Economia
O retorno do filho pródigo
Era uma vez um mercador que, para sua surpresa e desgosto, descobriu que seu filho mais velho devia uma enorme quantia, sobre a qual pagava juros elevadíssimos. Bom pai, e preocupado com a reputação, o mercador decidiu que deveria ajudá-lo. Já que seu crédito era melhor que o do rapaz, tomou emprestado a juros menores o montante que o filho devia e pagou os credores. Porém, para que o rapaz aprendesse a lição, obrigou-o a pagar-lhe de volta a dívida, mas com juros literalmente de pai para filho, isto é, inferiores àqueles que pagara para obter os recursos com que quitara a dívida.
Para a família como um todo não foi um mau negócio. A taxa de juros que incidia sobre a dívida ficou menor, reduzido o montante que pagaria caso o velho não tivesse interferido. Olhando, no entanto, cada membro da família, a distribuição do ganho foi bastante desigual.

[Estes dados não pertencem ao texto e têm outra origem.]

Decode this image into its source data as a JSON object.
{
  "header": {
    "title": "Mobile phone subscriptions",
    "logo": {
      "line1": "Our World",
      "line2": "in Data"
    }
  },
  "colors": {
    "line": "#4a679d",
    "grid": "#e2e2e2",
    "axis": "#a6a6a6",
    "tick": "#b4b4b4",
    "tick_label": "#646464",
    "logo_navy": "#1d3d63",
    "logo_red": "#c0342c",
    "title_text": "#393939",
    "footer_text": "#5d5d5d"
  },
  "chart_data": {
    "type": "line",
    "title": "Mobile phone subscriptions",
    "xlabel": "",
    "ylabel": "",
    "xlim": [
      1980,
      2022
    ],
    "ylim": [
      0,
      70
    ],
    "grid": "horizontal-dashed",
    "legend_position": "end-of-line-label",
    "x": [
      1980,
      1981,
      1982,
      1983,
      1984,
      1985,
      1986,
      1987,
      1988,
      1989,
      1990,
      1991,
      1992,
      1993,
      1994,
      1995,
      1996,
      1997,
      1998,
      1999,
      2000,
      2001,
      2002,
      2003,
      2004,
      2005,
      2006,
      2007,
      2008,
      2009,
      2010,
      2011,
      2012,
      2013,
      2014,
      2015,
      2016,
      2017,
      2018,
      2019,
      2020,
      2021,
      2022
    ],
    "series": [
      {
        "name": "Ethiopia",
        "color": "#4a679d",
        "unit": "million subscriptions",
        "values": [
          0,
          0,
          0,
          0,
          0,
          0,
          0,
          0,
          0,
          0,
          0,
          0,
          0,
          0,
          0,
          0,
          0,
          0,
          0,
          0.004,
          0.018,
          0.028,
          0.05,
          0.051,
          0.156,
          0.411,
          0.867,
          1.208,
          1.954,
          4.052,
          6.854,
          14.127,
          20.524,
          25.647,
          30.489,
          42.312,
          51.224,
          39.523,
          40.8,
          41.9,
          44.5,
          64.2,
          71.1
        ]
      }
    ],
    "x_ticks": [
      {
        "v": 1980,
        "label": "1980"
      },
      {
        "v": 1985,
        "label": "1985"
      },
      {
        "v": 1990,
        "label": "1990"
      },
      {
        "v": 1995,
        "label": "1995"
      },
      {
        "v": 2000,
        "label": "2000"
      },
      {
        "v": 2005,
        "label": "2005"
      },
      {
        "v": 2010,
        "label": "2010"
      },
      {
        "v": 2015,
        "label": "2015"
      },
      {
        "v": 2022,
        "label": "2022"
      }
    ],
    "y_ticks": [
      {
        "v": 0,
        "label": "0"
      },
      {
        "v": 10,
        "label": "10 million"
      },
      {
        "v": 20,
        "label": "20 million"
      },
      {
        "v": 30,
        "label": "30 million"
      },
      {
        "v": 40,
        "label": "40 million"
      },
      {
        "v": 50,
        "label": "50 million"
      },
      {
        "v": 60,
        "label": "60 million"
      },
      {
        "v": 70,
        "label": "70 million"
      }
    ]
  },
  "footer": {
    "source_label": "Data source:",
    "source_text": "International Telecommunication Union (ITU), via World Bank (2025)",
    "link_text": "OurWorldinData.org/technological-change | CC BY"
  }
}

O filho pródigo foi o grande ganhador. Ao invés de pagar a taxa de juros cobrada de quem tinha crédito ruim na praça, acabara pagando uma taxa ainda menor que a cobrada do pai.
Já o resto da família não achava a situação tão positiva. Por um lado tivera que assumir a dívida do filho, o que piorou o crédito do patriarca. Caso quisesse tomar mais dinheiro emprestado o velho teria que pagar uma taxa de juros mais elevada. Não bastasse isto, ainda tinha que assumir o subsídio ao filho estróina, isto é, a diferença entre os juros que a família pagava aos seus credores e o juro que o filho pagava ao pai. Os demais irmãos tiveram que trabalhar mais (ou, de forma equivalente, receber menos do pai) para cobrir a quantia, na prática pagando pelo destempero do mais velho.
Com o passar dos anos, porém, o patriarca se recuperou. Conseguiu pagar a dívida e seu crédito voltou a melhorar. A evolução foi tanta que o mercador conseguiu tomar dinheiro a taxas menores do que aquelas que cobrara inicialmente do filho. No entanto, ao anunciar, orgulhoso, que conseguira refinanciar a dívida a juros inferiores aos cobrados do filho o velho deflagrou uma crise familiar.
O rapaz, agora um homem, exigiu do pai que lhe repassasse os ganhos, reduzindo também os juros sobre sua dívida para com o mercador, “senão passaria a subsidiar o resto da família”. Se dependesse do velho, isto teria ocorrido, mas uma das irmãs não permitiu. Por que, perguntou, quando era ele o subsidiado, onerando os demais membros da família, o irmão não se oferecera para pagar uma taxa de juros igual à cobrada do pai? Além disto, se no futuro a situação da família voltasse a exigir taxas de juros mais altas, o irmão estaria disposto a continuar pagando a taxa que seria cobrada da família, ou exigiria a volta à situação anterior?
O conto se encerra aqui, sem conclusão, porque não conhecemos ainda o seu final. Sabemos que o custo do financiamento da dívida federal ameaça – passados mais de 10 anos da assunção pela União da dívida dos estados e municípios – atingir patamar inferior à taxa de juros cobrada na reestruturação de suas dívidas. Sabemos também que estados e municípios já se mobilizam para tentar novamente renegociar suas dívidas com o governo federal, convenientemente esquecendo o enorme subsídio que obtiveram da União (ou seja, dos habitantes dos estados e municípios não beneficiados pelos acordos de reestruturação de dívidas) ao longo dos últimos anos. Só não sabemos se o governo federal irá se curvar à demanda do filho mais velho, ou se apontará sua iniqüidade gritante e dará aos demais brasileiros a parte que lhes cabe dos negócios da família.